One of Fresh Milk’s resident artists from December, 2014, Barbadian-born, Toronto-based industrial designer and visual artist Kara Springer, shares her final blog post reflecting on her residency and the different ways reorienting herself in Barbados has forced her to consider her practice:
Back in cold Toronto now, it’s bittersweet to reflect on our time in Barbados. It was both nourishing and profoundly productive to have the freedom as well as all of the constraints of our experience there. The constraint of too little time, of learning and relearning the landscape, of moving ourselves and these project materials around, of building under the hot hot sun. In the end it was the uncontrollable elements that became the most interesting part of the experience, and of the work itself.
Six 4 x 4 x 4 ft structures, set in the East coast seascape were violently destroyed overnight (by unknown human hands, a truck). Bound and let float in the sea, another form was taken down by the waves, the pieces violently ripped apart, scattered in the ocean, and then re-collected, reassembled again on the beach. There was something satisfying in connecting the human destruction to that of the sea. It reminded me that we’re built this way – to both build and destroy, to come apart. It was helpful too in offering new directions for me and for my work.

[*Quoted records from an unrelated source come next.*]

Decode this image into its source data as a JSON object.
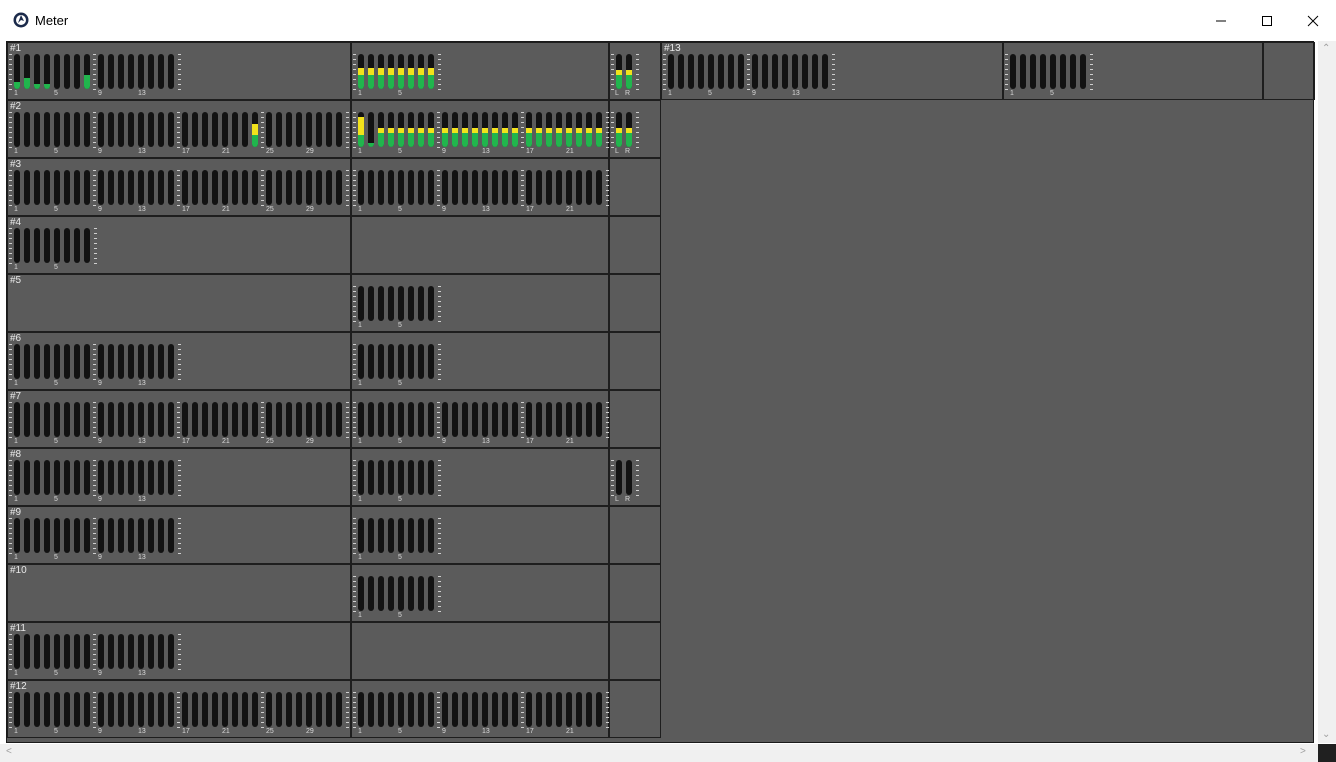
{
  "window": {
    "title": "Meter",
    "controls": {
      "minimize": "minimize-icon",
      "maximize": "maximize-icon",
      "close": "close-icon"
    }
  },
  "meter_rows": [
    {
      "label": "#1",
      "cells": [
        {
          "count": 16,
          "labels": [
            "1",
            "5",
            "9",
            "13"
          ],
          "green": [
            0.2,
            0.3,
            0.15,
            0.15,
            0,
            0,
            0,
            0.4,
            0,
            0,
            0,
            0,
            0,
            0,
            0,
            0
          ],
          "yellow": [
            0,
            0,
            0,
            0,
            0,
            0,
            0,
            0,
            0,
            0,
            0,
            0,
            0,
            0,
            0,
            0
          ]
        },
        {
          "count": 8,
          "labels": [
            "1",
            "5"
          ],
          "green": [
            0.4,
            0.4,
            0.4,
            0.4,
            0.4,
            0.4,
            0.4,
            0.4
          ],
          "yellow": [
            0.2,
            0.2,
            0.2,
            0.2,
            0.2,
            0.2,
            0.2,
            0.2
          ]
        },
        {
          "count": 2,
          "labels": [
            "L",
            "R"
          ],
          "green": [
            0.4,
            0.4
          ],
          "yellow": [
            0.15,
            0.15
          ]
        }
      ]
    },
    {
      "label": "#2",
      "cells": [
        {
          "count": 32,
          "labels": [
            "1",
            "5",
            "9",
            "13",
            "17",
            "21",
            "25",
            "29"
          ],
          "green": [
            0,
            0,
            0,
            0,
            0,
            0,
            0,
            0,
            0,
            0,
            0,
            0,
            0,
            0,
            0,
            0,
            0,
            0,
            0,
            0,
            0,
            0,
            0,
            0.35,
            0,
            0,
            0,
            0,
            0,
            0,
            0,
            0
          ],
          "yellow": [
            0,
            0,
            0,
            0,
            0,
            0,
            0,
            0,
            0,
            0,
            0,
            0,
            0,
            0,
            0,
            0,
            0,
            0,
            0,
            0,
            0,
            0,
            0,
            0.3,
            0,
            0,
            0,
            0,
            0,
            0,
            0,
            0
          ]
        },
        {
          "count": 24,
          "labels": [
            "1",
            "5",
            "9",
            "13",
            "17",
            "21"
          ],
          "green": [
            0.35,
            0.1,
            0.4,
            0.4,
            0.4,
            0.4,
            0.4,
            0.4,
            0.4,
            0.4,
            0.4,
            0.4,
            0.4,
            0.4,
            0.4,
            0.4,
            0.4,
            0.4,
            0.4,
            0.4,
            0.4,
            0.4,
            0.4,
            0.4
          ],
          "yellow": [
            0.5,
            0,
            0.15,
            0.15,
            0.15,
            0.15,
            0.15,
            0.15,
            0.15,
            0.15,
            0.15,
            0.15,
            0.15,
            0.15,
            0.15,
            0.15,
            0.15,
            0.15,
            0.15,
            0.15,
            0.15,
            0.15,
            0.15,
            0.15
          ]
        },
        {
          "count": 2,
          "labels": [
            "L",
            "R"
          ],
          "green": [
            0.4,
            0.4
          ],
          "yellow": [
            0.15,
            0.15
          ]
        }
      ]
    },
    {
      "label": "#3",
      "cells": [
        {
          "count": 32,
          "labels": [
            "1",
            "5",
            "9",
            "13",
            "17",
            "21",
            "25",
            "29"
          ]
        },
        {
          "count": 24,
          "labels": [
            "1",
            "5",
            "9",
            "13",
            "17",
            "21"
          ]
        },
        {
          "count": 0
        }
      ]
    },
    {
      "label": "#4",
      "cells": [
        {
          "count": 8,
          "labels": [
            "1",
            "5"
          ]
        },
        {
          "count": 0
        },
        {
          "count": 0
        }
      ]
    },
    {
      "label": "#5",
      "cells": [
        {
          "count": 0
        },
        {
          "count": 8,
          "labels": [
            "1",
            "5"
          ]
        },
        {
          "count": 0
        }
      ]
    },
    {
      "label": "#6",
      "cells": [
        {
          "count": 16,
          "labels": [
            "1",
            "5",
            "9",
            "13"
          ]
        },
        {
          "count": 8,
          "labels": [
            "1",
            "5"
          ]
        },
        {
          "count": 0
        }
      ]
    },
    {
      "label": "#7",
      "cells": [
        {
          "count": 32,
          "labels": [
            "1",
            "5",
            "9",
            "13",
            "17",
            "21",
            "25",
            "29"
          ]
        },
        {
          "count": 24,
          "labels": [
            "1",
            "5",
            "9",
            "13",
            "17",
            "21"
          ]
        },
        {
          "count": 0
        }
      ]
    },
    {
      "label": "#8",
      "cells": [
        {
          "count": 16,
          "labels": [
            "1",
            "5",
            "9",
            "13"
          ]
        },
        {
          "count": 8,
          "labels": [
            "1",
            "5"
          ]
        },
        {
          "count": 2,
          "labels": [
            "L",
            "R"
          ]
        }
      ]
    },
    {
      "label": "#9",
      "cells": [
        {
          "count": 16,
          "labels": [
            "1",
            "5",
            "9",
            "13"
          ]
        },
        {
          "count": 8,
          "labels": [
            "1",
            "5"
          ]
        },
        {
          "count": 0
        }
      ]
    },
    {
      "label": "#10",
      "cells": [
        {
          "count": 0
        },
        {
          "count": 8,
          "labels": [
            "1",
            "5"
          ]
        },
        {
          "count": 0
        }
      ]
    },
    {
      "label": "#11",
      "cells": [
        {
          "count": 16,
          "labels": [
            "1",
            "5",
            "9",
            "13"
          ]
        },
        {
          "count": 0
        },
        {
          "count": 0
        }
      ]
    },
    {
      "label": "#12",
      "cells": [
        {
          "count": 32,
          "labels": [
            "1",
            "5",
            "9",
            "13",
            "17",
            "21",
            "25",
            "29"
          ]
        },
        {
          "count": 24,
          "labels": [
            "1",
            "5",
            "9",
            "13",
            "17",
            "21"
          ]
        },
        {
          "count": 0
        }
      ]
    }
  ],
  "meter_13": {
    "label": "#13",
    "cells": [
      {
        "count": 16,
        "labels": [
          "1",
          "5",
          "9",
          "13"
        ]
      },
      {
        "count": 8,
        "labels": [
          "1",
          "5"
        ]
      },
      {
        "count": 0
      }
    ]
  },
  "scrollbars": {
    "up": "up-arrow-icon",
    "down": "down-arrow-icon",
    "left": "left-arrow-icon",
    "right": "right-arrow-icon"
  },
  "colors": {
    "background": "#5b5b5b",
    "bar": "#121212",
    "level_green": "#21b54d",
    "level_yellow": "#f2e21b"
  }
}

The last images are from our last night at Fresh Milk. The structure is made from those re-collected pieces – with not quite enough time, and not quite enough materials (useless screws, too damaged to be reused), the structure couldn’t quite stand on the uneven ground of this former plantation, now dairy farm and gathering place for artists. Christian steps in so I can at least capture an image of what it might have been. And then as it caves in on itself, I find this other more interesting form, that pushes against my compulsion to be precise and orderly in my making. This residency was in many ways a collection of happy accidents – wrong turns that opened up new and unexpected paths, and constraints that pushed me to think in new ways about freedom.